Armed with their sewing materials, the girls slipped one by one upstairs, and, settling themselves upon the beds in the immediate vicinity of Fauvette’s, set to work. It was a formidable task. Their comrade had brought a large assortment of garments 220 to school with her, and had happily left them unmended, trusting to take them home to be repaired. At present they were mixed in a hopeless jumble on the floor and on her bed, just where Mademoiselle had tipped out the drawers. Stockings, underclothes, gloves, handkerchiefs, photos, old letters, ribbons, ties, beads, lockets, books, and an assortment of odd treasures were lying together in utter confusion.
Fauvette brightened at the sight of her friends, mopped her eyes, and pushed back her fluffy hair from her hot forehead.
“Brace up!” Raymonde encouraged her. “We’re not going to help unless you’ll do your own share. Sort those things out, and be putting them in your drawers while we do your mending. Morvyth, take these stockings; Katherine, you’re artistic, so I’ll give you baby ribbon to thread through these bodices. Ardiune, you may mend gloves. Ave, collect those hair ribbons, and put them neatly inside that box, and stack those photos together.
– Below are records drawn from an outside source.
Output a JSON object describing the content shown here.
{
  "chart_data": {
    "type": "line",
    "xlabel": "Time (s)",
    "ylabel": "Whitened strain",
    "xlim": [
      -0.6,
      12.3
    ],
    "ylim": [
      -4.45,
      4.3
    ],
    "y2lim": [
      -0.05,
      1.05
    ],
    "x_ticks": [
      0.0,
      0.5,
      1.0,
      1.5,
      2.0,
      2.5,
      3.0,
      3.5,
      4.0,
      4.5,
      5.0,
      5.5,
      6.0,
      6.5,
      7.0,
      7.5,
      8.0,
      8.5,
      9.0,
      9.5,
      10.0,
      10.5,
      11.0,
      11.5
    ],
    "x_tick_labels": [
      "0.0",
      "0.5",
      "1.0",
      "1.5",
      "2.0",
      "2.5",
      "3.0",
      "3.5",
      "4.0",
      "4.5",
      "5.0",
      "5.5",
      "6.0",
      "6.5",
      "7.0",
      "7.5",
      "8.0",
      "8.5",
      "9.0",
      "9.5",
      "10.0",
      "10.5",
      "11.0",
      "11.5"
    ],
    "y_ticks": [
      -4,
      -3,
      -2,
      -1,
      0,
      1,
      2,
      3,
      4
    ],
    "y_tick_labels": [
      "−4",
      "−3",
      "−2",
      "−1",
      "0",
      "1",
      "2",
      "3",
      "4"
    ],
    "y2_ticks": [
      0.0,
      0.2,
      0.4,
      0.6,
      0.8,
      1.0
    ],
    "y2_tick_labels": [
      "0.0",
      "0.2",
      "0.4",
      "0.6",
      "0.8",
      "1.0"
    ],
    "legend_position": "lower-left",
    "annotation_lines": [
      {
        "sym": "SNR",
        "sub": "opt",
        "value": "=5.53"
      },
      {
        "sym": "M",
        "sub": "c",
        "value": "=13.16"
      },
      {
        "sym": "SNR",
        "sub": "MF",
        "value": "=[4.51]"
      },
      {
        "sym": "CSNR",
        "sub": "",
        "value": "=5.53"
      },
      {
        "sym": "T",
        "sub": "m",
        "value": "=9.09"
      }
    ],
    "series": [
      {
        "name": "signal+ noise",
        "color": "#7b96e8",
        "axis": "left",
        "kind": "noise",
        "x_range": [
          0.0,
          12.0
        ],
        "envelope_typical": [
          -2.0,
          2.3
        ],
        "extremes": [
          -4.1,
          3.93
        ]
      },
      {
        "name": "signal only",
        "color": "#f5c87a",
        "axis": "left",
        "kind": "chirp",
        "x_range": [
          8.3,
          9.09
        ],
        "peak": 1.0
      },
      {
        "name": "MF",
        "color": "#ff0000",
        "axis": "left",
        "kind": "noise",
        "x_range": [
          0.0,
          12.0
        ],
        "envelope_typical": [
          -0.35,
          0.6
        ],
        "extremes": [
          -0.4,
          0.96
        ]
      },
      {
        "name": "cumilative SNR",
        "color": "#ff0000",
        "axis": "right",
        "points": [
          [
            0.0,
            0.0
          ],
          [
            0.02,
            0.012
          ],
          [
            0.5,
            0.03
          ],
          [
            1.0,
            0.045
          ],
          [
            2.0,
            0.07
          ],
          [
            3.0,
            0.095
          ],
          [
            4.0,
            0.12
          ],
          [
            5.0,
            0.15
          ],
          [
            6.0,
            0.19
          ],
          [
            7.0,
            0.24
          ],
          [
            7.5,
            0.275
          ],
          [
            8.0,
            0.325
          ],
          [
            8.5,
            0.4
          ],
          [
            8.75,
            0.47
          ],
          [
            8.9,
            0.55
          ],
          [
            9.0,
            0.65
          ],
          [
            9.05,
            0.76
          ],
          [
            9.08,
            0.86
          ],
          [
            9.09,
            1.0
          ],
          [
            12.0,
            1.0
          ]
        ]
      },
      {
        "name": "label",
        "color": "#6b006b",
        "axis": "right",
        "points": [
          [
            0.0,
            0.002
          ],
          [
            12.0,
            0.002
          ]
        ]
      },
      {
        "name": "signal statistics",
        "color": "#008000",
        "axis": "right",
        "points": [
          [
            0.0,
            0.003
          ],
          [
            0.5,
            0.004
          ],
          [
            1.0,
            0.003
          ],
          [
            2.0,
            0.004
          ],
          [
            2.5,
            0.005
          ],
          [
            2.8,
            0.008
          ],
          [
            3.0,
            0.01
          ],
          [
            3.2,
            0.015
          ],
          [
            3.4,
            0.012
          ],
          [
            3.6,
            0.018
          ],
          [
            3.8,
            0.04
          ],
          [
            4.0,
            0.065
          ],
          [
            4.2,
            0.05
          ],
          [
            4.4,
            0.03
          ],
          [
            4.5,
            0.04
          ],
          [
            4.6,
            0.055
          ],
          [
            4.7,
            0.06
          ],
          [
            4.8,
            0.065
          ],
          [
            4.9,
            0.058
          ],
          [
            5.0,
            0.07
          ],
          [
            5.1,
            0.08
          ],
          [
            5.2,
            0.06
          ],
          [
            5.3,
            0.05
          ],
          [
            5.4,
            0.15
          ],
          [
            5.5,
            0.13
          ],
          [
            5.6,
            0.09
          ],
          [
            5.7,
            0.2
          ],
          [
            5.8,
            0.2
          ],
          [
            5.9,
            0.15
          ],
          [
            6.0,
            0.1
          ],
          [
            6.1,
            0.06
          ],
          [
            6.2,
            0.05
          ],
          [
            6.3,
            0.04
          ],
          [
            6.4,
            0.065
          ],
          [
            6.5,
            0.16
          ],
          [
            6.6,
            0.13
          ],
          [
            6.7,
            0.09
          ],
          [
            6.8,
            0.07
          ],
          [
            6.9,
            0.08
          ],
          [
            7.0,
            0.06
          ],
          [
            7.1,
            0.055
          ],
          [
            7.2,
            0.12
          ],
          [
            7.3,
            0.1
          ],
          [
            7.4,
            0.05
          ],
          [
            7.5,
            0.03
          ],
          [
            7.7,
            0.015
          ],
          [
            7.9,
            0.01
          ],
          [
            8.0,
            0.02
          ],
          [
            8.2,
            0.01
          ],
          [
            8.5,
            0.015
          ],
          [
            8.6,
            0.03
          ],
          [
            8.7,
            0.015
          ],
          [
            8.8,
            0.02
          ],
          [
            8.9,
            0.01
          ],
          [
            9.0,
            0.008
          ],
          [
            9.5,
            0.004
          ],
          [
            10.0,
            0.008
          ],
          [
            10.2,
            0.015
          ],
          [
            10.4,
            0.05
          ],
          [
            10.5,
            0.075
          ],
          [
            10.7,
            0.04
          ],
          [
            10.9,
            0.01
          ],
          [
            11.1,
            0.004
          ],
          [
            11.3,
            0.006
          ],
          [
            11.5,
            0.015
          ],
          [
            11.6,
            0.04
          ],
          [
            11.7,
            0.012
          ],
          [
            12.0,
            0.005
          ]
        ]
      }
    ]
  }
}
Why they’re not in an album I can’t imagine!”
“Because I generally sleep with one or two of them under my pillow,” confessed Fauvette. “Why shouldn’t I, if I like? There’s no harm in it. Oh! please be careful with those beads, you’ll break the strings!”
“I can’t think why you need so many empty chocolate boxes,” commented Aveline, sweeping up treasures with a ruthless hand. “Your drawers will be so full they won’t shut. Throw half of them away!”
“No, no! I always keep them to remind me of 221 the people who gave them to me. You mustn’t throw any of them away. They’re chock-full of memories.”
“Rather have them chock-full of chocs, myself!” remarked Morvyth dryly. “Fauvette, you’re interesting and pretty—when you don’t cry (for goodness’ sake look at your red eyes in the glass!); but you’re as sentimental as an Early Victorian heroine. You ought to wear a bonnet and a crinoline, and carry a little fringed parasol, and talk about your ‘papa’! If you don’t get safely engaged to an officer before you’re out of your teens, you’ll turn into one of those faded females who bore one with sickly reminiscences of their past, and spend the remainder of your life pampering a pet poodle. Here, I’ve mended two pairs of stockings for you.”
“And I’ve done three pairs,” said Raymonde, folding up the articles in question and putting them in her friend’s second long drawer. “We’re getting on. Kathy, have you finished the bodices? We’ll soon have you straightened up, Baby, and if Mademoiselle––Oh!”
Raymonde’s sudden ejaculation was caused by a vision of no less a person than Miss Gibbs, who was standing in the doorway of the dormitory regarding the sewing party in some astonishment.
“What are you girls doing here?” she demanded, making a bee-line for them among the beds.